Improbabile che quando si sentono chiamare “bomber” dai giornalisti Vinicius o Rodrigo, Openda o Šeško, pensino ai cacciabombardieri che, nel cuore del Novecento, incendiavano i cieli delle città europee. Il basco Kepa Arrizabalaga, terzo portiere del Real, è nato a Ondarroa, trenta chilometri da Guernica, anche se stasera, ancora infortunato il titolare Thibaut Courtois, a difendere la porta dei blancos ci sarà Andrij Lunin, nato ventiquattro anni fa a Kransnohrad, città ucraina colpita il 18 agosto 2022 da un attacco missilistico russo. Quando il terzino sinistro del Lipsia, David Raum, nacque a Norimberga il 22 aprile 1998, i processi di Norimberga contro i crimini di guerra nazisti si erano chiusi da quasi mezzo secolo.

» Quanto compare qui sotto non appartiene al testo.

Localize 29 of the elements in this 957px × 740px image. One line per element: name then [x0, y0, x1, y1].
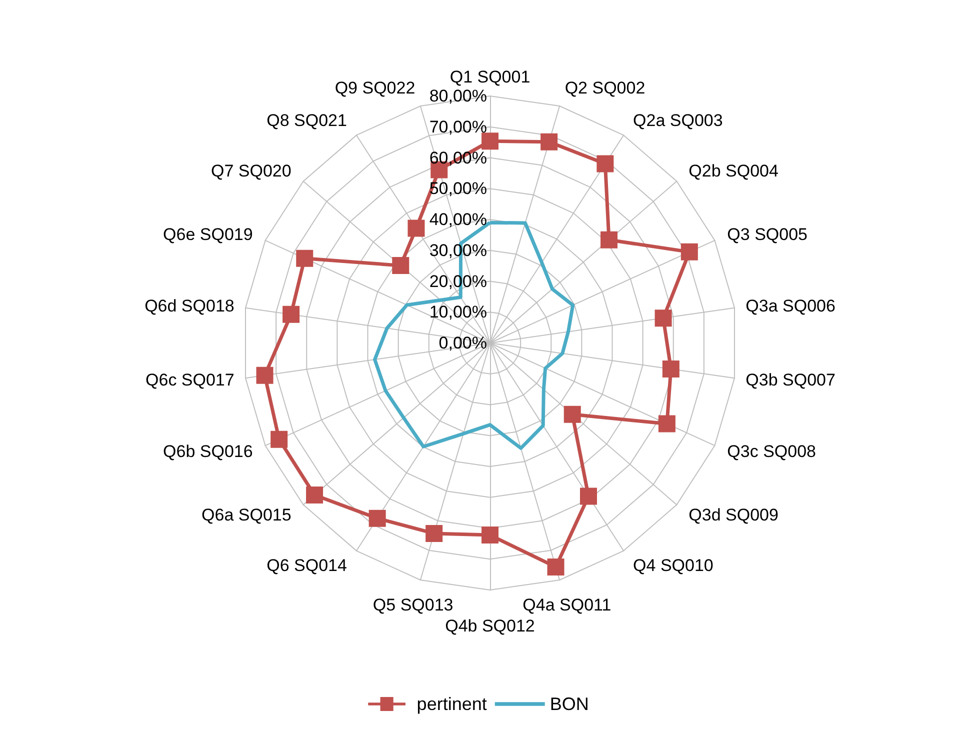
spoke-label: Q7 SQ020 — [210, 161, 292, 180]
spoke-label: Q2a SQ003 — [633, 110, 723, 130]
spoke-label: Q3b SQ007 — [746, 370, 836, 390]
spoke-label: Q3c SQ008 — [727, 442, 816, 461]
y-tick-label: 70,00% — [429, 117, 487, 136]
y-tick-label: 40,00% — [429, 210, 487, 229]
spoke-label: Q3a SQ006 — [746, 296, 836, 316]
spoke-label: Q6 SQ014 — [266, 556, 347, 576]
spoke-label: Q6e SQ019 — [163, 225, 253, 244]
legend-label: pertinent — [416, 694, 487, 714]
spoke-label: Q2 SQ002 — [564, 78, 646, 98]
y-tick-label: 10,00% — [429, 302, 487, 322]
y-tick-label: 80,00% — [429, 86, 487, 106]
spoke-label: Q3 SQ005 — [727, 225, 808, 244]
spoke-label: Q6d SQ018 — [144, 296, 234, 316]
spoke-label: Q5 SQ013 — [372, 595, 454, 614]
spoke-label: Q6c SQ017 — [146, 370, 234, 390]
spoke-label: Q6a SQ015 — [202, 506, 292, 525]
spoke-label: Q1 SQ001 — [450, 68, 530, 86]
spoke-label: Q6b SQ016 — [163, 442, 253, 461]
spoke-label: Q4 SQ010 — [633, 556, 714, 576]
y-tick-label: 0,00% — [438, 334, 487, 352]
spoke-label: Q9 SQ022 — [334, 78, 416, 98]
spoke-label: Q8 SQ021 — [266, 110, 347, 130]
spoke-label: Q2b SQ004 — [688, 161, 778, 180]
spoke-label: Q3d SQ009 — [688, 506, 778, 525]
spoke-label: Q4b SQ012 — [445, 616, 535, 636]
spoke-label: Q4a SQ011 — [522, 595, 612, 614]
legend-label: BON — [550, 694, 589, 714]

Bastasse il calcio contemporaneo globalizzato, quello che fa giocare due tedeschi, due brasiliani, due francesi, un inglese, un ucraino – e solo tre spagnoli – nel Real Madrid, e due ungheresi, un belga, un olandese, un maliano, un austriaco, uno sloveno, un francese e uno spagnolo – e soli due tedeschi – nel Lipsia, ad azzerare i nazionalismi e le guerre, avremmo trovato il rimedio alle attuali sciagure mondiali che terribilmente oggi sembrano riportarci indietro di ottant’anni agli incubi di Guernica e Lipsia.